Adam Koebel, in a video somewhere (early on in Roll20 Burning Wheel, I think), suggests you make your three beliefs be, in turn:
- About your past life
- About your current situation
- About another PC — how you relate to them
In StarCruiser, my main advice is that they should collectively be:
- Resolveable in the space of the current arc
- Things that will involve your PC with other PCs (even if only indirectly)
- About things that you, the player, want to see in play
Paul Beakley, over on G+, presents his Best Practices for BW Beliefs (and Instincts, and Traits). They include a list of what your Beliefs and Instincts should cover:
1 Belief or Instinct about the GM’s situation. Usually the GM will pitch the game around one or more core things. Think Fronts from Apocalypse World.
1 Belief or Instinct about another PC.
1 Belief about something in the setting that interests you personally. Your flag to the GM that says “I’m really interested in this thing.” Yes, just a Belief, not an Instinct in this case.

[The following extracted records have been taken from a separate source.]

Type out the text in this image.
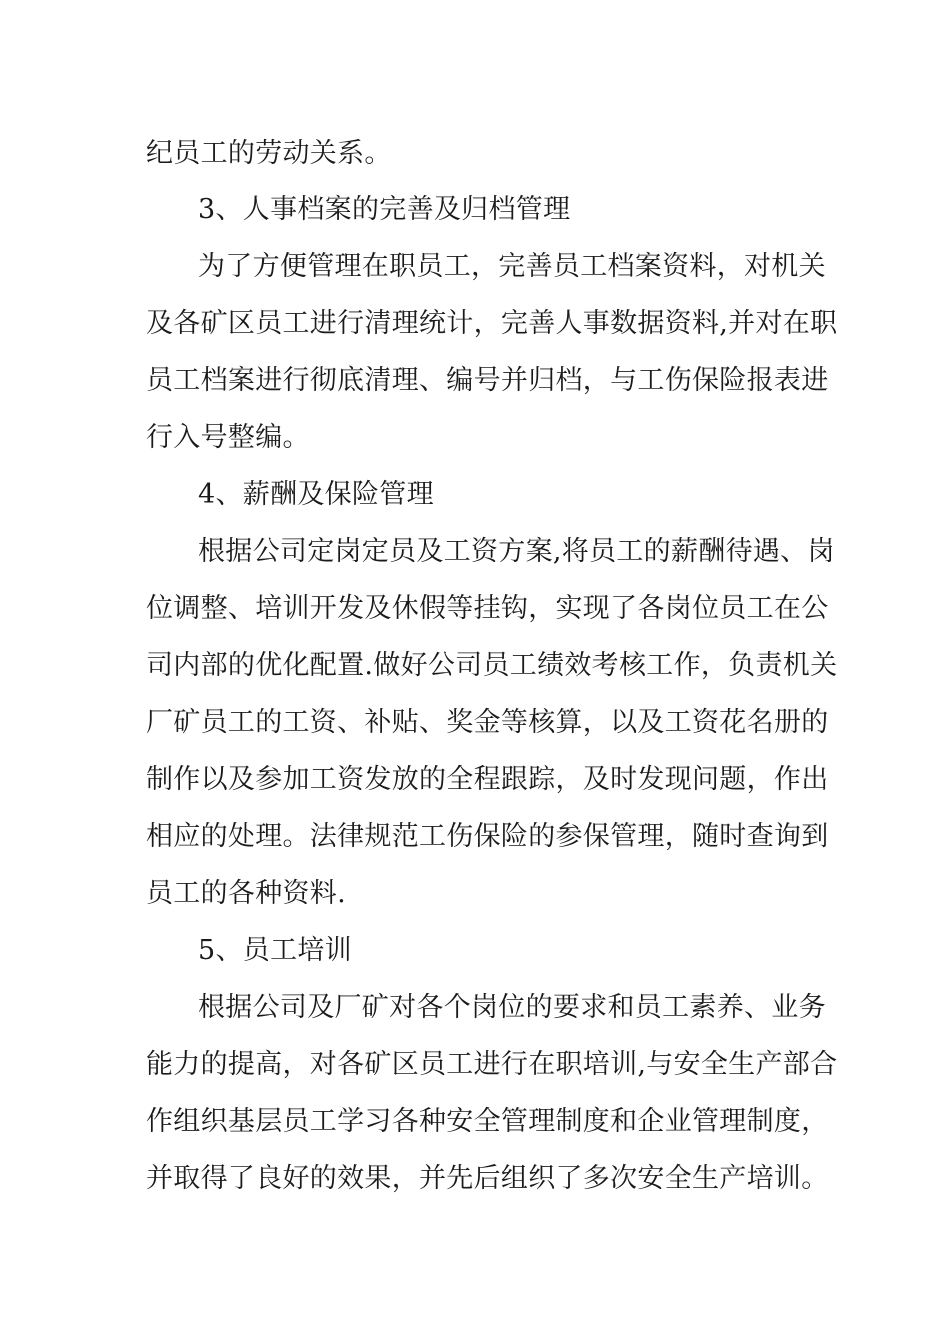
纪员工的劳动关系。
3、人事档案的完善及归档管理
为了方便管理在职员工，完善员工档案资料，对机关
及各矿区员工进行清理统计，完善人事数据资料,并对在职
员工档案进行彻底清理、编号并归档，与工伤保险报表进
行入号整编。
4、薪酬及保险管理
根据公司定岗定员及工资方案,将员工的薪酬待遇、岗
位调整、培训开发及休假等挂钩，实现了各岗位员工在公
司内部的优化配置.做好公司员工绩效考核工作，负责机关
厂矿员工的工资、补贴、奖金等核算，以及工资花名册的
制作以及参加工资发放的全程跟踪，及时发现问题，作出
相应的处理。法律规范工伤保险的参保管理，随时查询到
员工的各种资料.
5、员工培训
根据公司及厂矿对各个岗位的要求和员工素养、业务
能力的提高，对各矿区员工进行在职培训,与安全生产部合
作组织基层员工学习各种安全管理制度和企业管理制度，
并取得了良好的效果，并先后组织了多次安全生产培训。
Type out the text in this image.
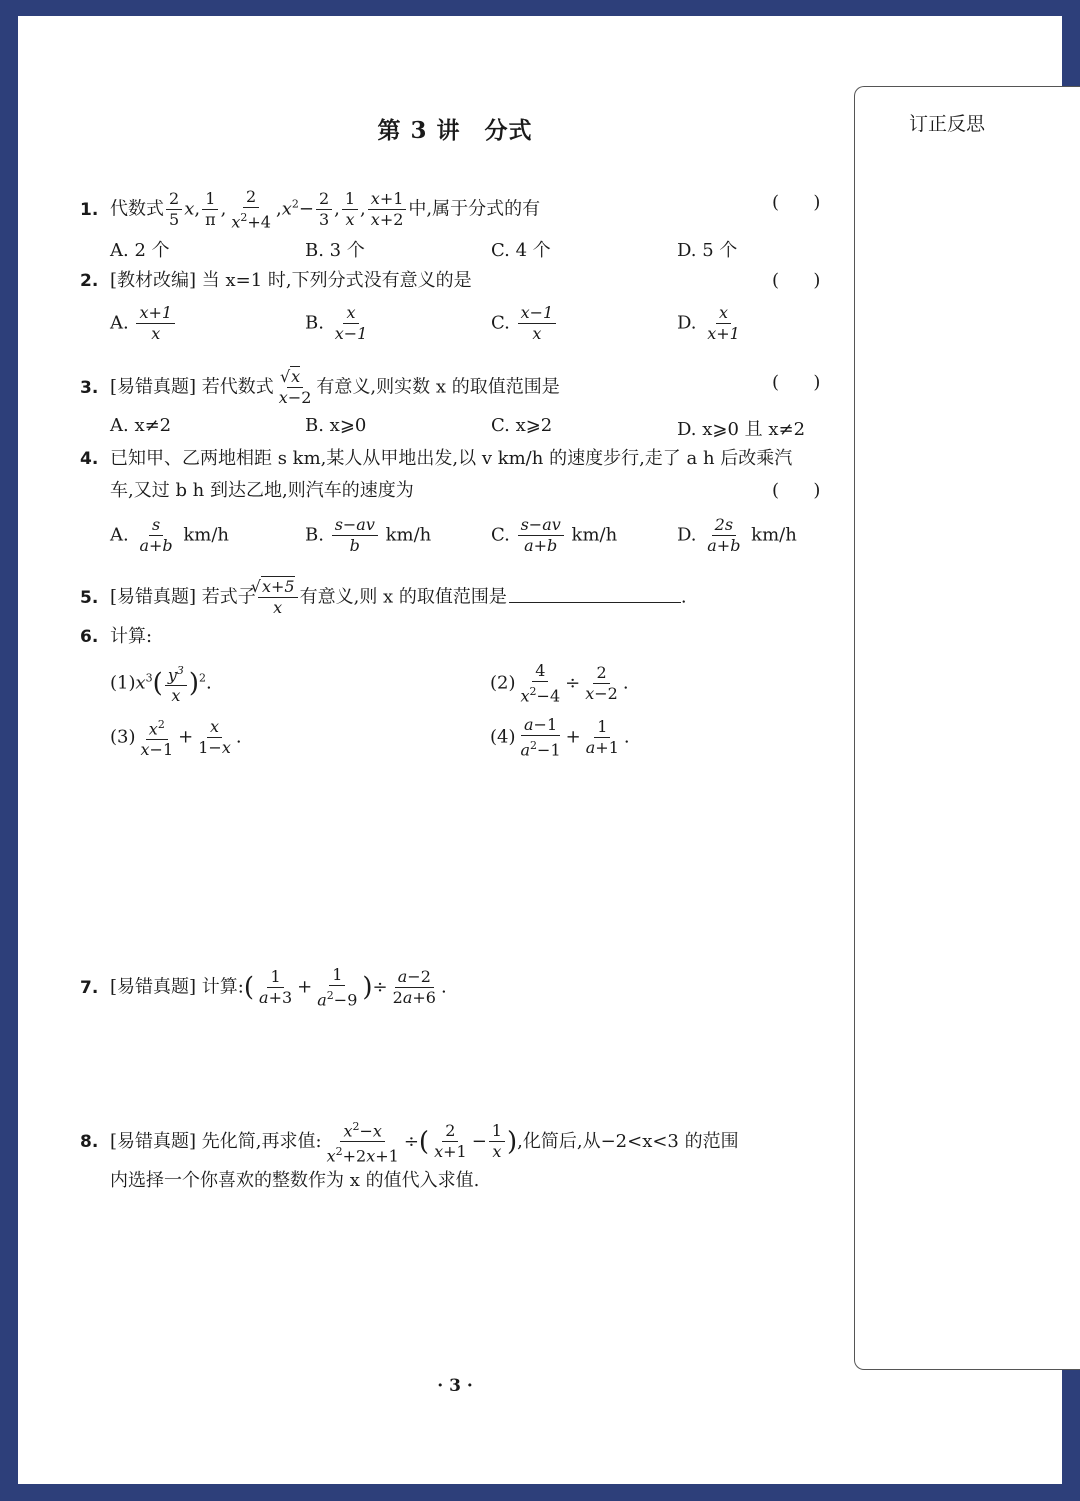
订正反思
第 3 讲 分式
1. 代数式 $\frac{2}{5} x$, $\frac{1}{\pi}$ , $\frac{2}{x^2+4} ,x^2- \frac{2}{3}$ , $\frac{1}{x}$ , $\frac{x+1}{x+2}$ 中,属于分式的有	(      )
A. 2 个	B. 3 个	C. 4 个	D. 5 个
2. [教材改编] 当 x=1 时,下列分式没有意义的是	(      )
A. $\frac{x+1}{x}$	B. $\frac{x}{x-1}$	C. $\frac{x-1}{x}$	D. $\frac{x}{x+1}$
3. [易错真题] 若代数式 √ $\frac{x}{x-2}$ 有意义,则实数 x 的取值范围是	(      )
A. x≠2	B. x⩾0	C. x⩾2	D. x⩾0 且 x≠2
4. 已知甲、乙两地相距 s km,某人从甲地出发,以 v km/h 的速度步行,走了 a h 后改乘汽
车,又过 b h 到达乙地,则汽车的速度为	(      )
A. $\frac{s}{a+b} km/h$	B. $\frac{s-av}{b} km/h$	C. $\frac{s-av}{a+b} km/h$	D. $\frac{2s}{a+b} km/h$
5. [易错真题] 若式子 √ $\frac{x+5}{x}$ 有意义,则 x 的取值范围是	.
6. 计算:
$(1)x^3( \frac{y^3}{x} )^2$.	$(2) \frac{4}{x^2-4} \div \frac{2}{x-2}$ .
$(3) \frac{x^2}{x-1} + \frac{x}{1-x}$ .	$(4) \frac{a-1}{a^2-1} + \frac{1}{a+1}$ .
7. [易错真题] 计算:( $\frac{1}{a+3} + \frac{1}{a^2-9}$ )÷ $\frac{a-2}{2a+6}$ .
8. [易错真题] 先化简,再求值: $\frac{x^2-x}{x^2+2x+1}$ ÷( $\frac{2}{x+1} - \frac{1}{x}$ ),化简后,从−2<x<3 的范围
内选择一个你喜欢的整数作为 x 的值代入求值.
· 3 ·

1 Belief or Instinct that’s just totally wrong. Like, you’re just straight up mistaken or incorrect about something.
1 Belief or Instinct that contradicts another of your BITs in some way.
Another thing he says which seems valuable:
You also want to make sure you have about a 50/50 division between internal and external tensions. If it’s all external, you have a very traditional “party” and that’s boring. If it’s all internal, it gets really fraught really fast. Hard for long-term play.
The Burning Wheel Codex (print only, $35 US) has further long-form advice on this and many other topics (although the bulk of the ~600 pages are taken up with BW-specific stuff, and based on a quick comparison most of it was also in the old Adventure Burner). Pleasingly, the main chapter on Beliefs is available as a free sample (it’s the older version, but I don’t think much has changed).